The goal is to determine mechanisms for abnormal vascular reactivity in diabetes mellitus. The hypothesis is that the hyperglycemic milieu leads to dysfunction of endothelial cells and sympathetic nerves within blood vessels, which then abnormally regulate vascular smooth muscle contraction. Studies demonstrated that the endothelium-dependent relaxation to acetylcholine of diabetic aorta is impaired.
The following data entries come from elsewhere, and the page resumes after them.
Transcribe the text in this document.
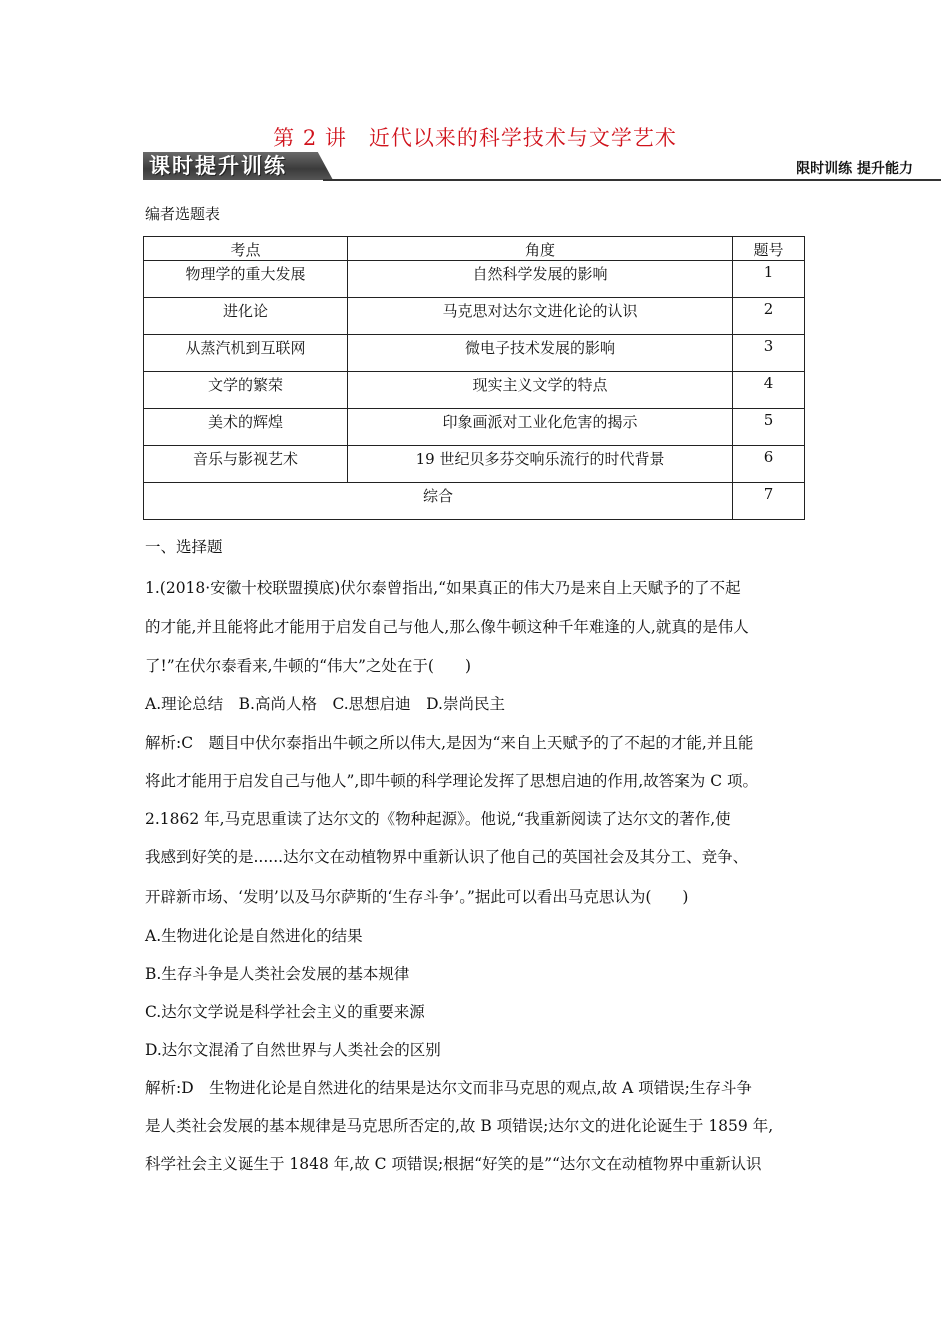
第 2 讲　近代以来的科学技术与文学艺术
课时提升训练	限时训练 提升能力
编者选题表
考点	角度	题号
物理学的重大发展	自然科学发展的影响	1
进化论	马克思对达尔文进化论的认识	2
从蒸汽机到互联网	微电子技术发展的影响	3
文学的繁荣	现实主义文学的特点	4
美术的辉煌	印象画派对工业化危害的揭示	5
音乐与影视艺术	19 世纪贝多芬交响乐流行的时代背景	6
综合		7
一、选择题
1.(2018·安徽十校联盟摸底)伏尔泰曾指出,“如果真正的伟大乃是来自上天赋予的了不起
的才能,并且能将此才能用于启发自己与他人,那么像牛顿这种千年难逢的人,就真的是伟人
了!”在伏尔泰看来,牛顿的“伟大”之处在于(　　)
A.理论总结　B.高尚人格　C.思想启迪　D.崇尚民主
解析:C　题目中伏尔泰指出牛顿之所以伟大,是因为“来自上天赋予的了不起的才能,并且能
将此才能用于启发自己与他人”,即牛顿的科学理论发挥了思想启迪的作用,故答案为 C 项。
2.1862 年,马克思重读了达尔文的《物种起源》。他说,“我重新阅读了达尔文的著作,使
我感到好笑的是......达尔文在动植物界中重新认识了他自己的英国社会及其分工、竞争、
开辟新市场、‘发明’以及马尔萨斯的‘生存斗争’。”据此可以看出马克思认为(　　)
A.生物进化论是自然进化的结果
B.生存斗争是人类社会发展的基本规律
C.达尔文学说是科学社会主义的重要来源
D.达尔文混淆了自然世界与人类社会的区别
解析:D　生物进化论是自然进化的结果是达尔文而非马克思的观点,故 A 项错误;生存斗争
是人类社会发展的基本规律是马克思所否定的,故 B 项错误;达尔文的进化论诞生于 1859 年,
科学社会主义诞生于 1848 年,故 C 项错误;根据“好笑的是”“达尔文在动植物界中重新认识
The normal relaxation by endothelium-derived relaxing factor is counteracted by the production by diabetic endothelial cells of vasoconstrictor prostanoids including thromboxane Az. The abnormal endothelial cell function is likely due to hyperglycemia, because the endothelium of normal aorta exposed to high glucose concentrations also responds abnormally by producing vasoconstrictor prostanoids. Preliminary studies indicate that cultured aortic endothelial cells exposed to elevated glucose will provide a useful mode in which to identify bioassayable endothelium-derived vasoconstrictor prostanoids. Prostanoids including 6-keto-PGF1a, thromboxane B2, PGF2a, PGE2, and 15-HETE will be measured by radioimmunoassay, and radiochromatography will be used to analyze metabolic products of 14C- arachidonic acid to identify the vasoconstrictors involved. Neuropathic changes were also found in diabetic rabbit arteries with reduced quantities and abnormal release of norepinephrine with reduced prejunctional inhibition by the endothelium. The modulation of endogenous norepinephrine release from adrenergic nerves and metabolism by diabetic endothelium will be investigated. The proposed studies will pursue the physiological mechanisms of the altered endothelial cell and adrenergic nerve function in arteries from diabetic rabbits and normal arteries exposed to high glucose. Evidence will be sought for abnormal aldose reductase activity, myo- inositol levels, g-proteins, protein kinase C, and Na/K ATPase. Because of the importance of microvascular disease in diabetes, new studies are proposed to study reactivity of isolated coronary and mesenteric microvessels, and resistance vessels in perfused hearts.

目的是确定异常血管反应性的机制 糖尿病。 假设是高血糖环境导致 血液中内皮细胞和交感神经的功能障碍 血管，然后异常调节血管平滑肌收缩。 研究表明，内皮依赖性放松 糖尿病主动脉的乙酰胆碱受损。 正常放松 内皮衍生的放松因子由生产来抵消 血管收缩前列腺素的糖尿病内皮细胞包括 动脉盒AZ。 异常内皮细胞功能可能是由于 高血糖，因为正常主动脉的内皮暴露于高 葡萄糖浓度也通过产生异常反应 血管收缩前列腺素。 初步研究表明培养 暴露于升高葡萄糖的主动脉内皮细胞将提供有用的 在其中识别可生物弥补的内皮衍生的血管收缩剂的模式 前列腺素。 前列腺素，包括6-酮PGF1A，Thromboxane B2，PGF2A， PGE2和15-HETE将通过放射免疫测定法进行测量，并且 放射色谱法将用于分析14C-的代谢产物 花生四烯酸鉴定涉及的血管收缩剂。 神经疗法 在糖尿病兔动脉中也发现了变化 并异常释放去甲肾上腺素，持续性降低 内皮抑制。 内源性去甲肾上腺素的调节 从糖尿病内皮中释放出肾上腺素能神经和代谢，将 被调查。 拟议的研究将追求生理 改变内皮细胞和肾上腺神经功能功能的机制 糖尿病兔和正常动脉暴露于高葡萄糖的动脉。 将寻求证据以促使异常的醛糖还原酶活性，myo- 肌醇水平，G蛋白，蛋白激酶C和Na/K ATPase。 由于 微血管疾病在糖尿病中的重要性，新研究是 提议研究分离的冠状动脉和肠系膜的反应性 微血管和灌注心脏中的阻力容器。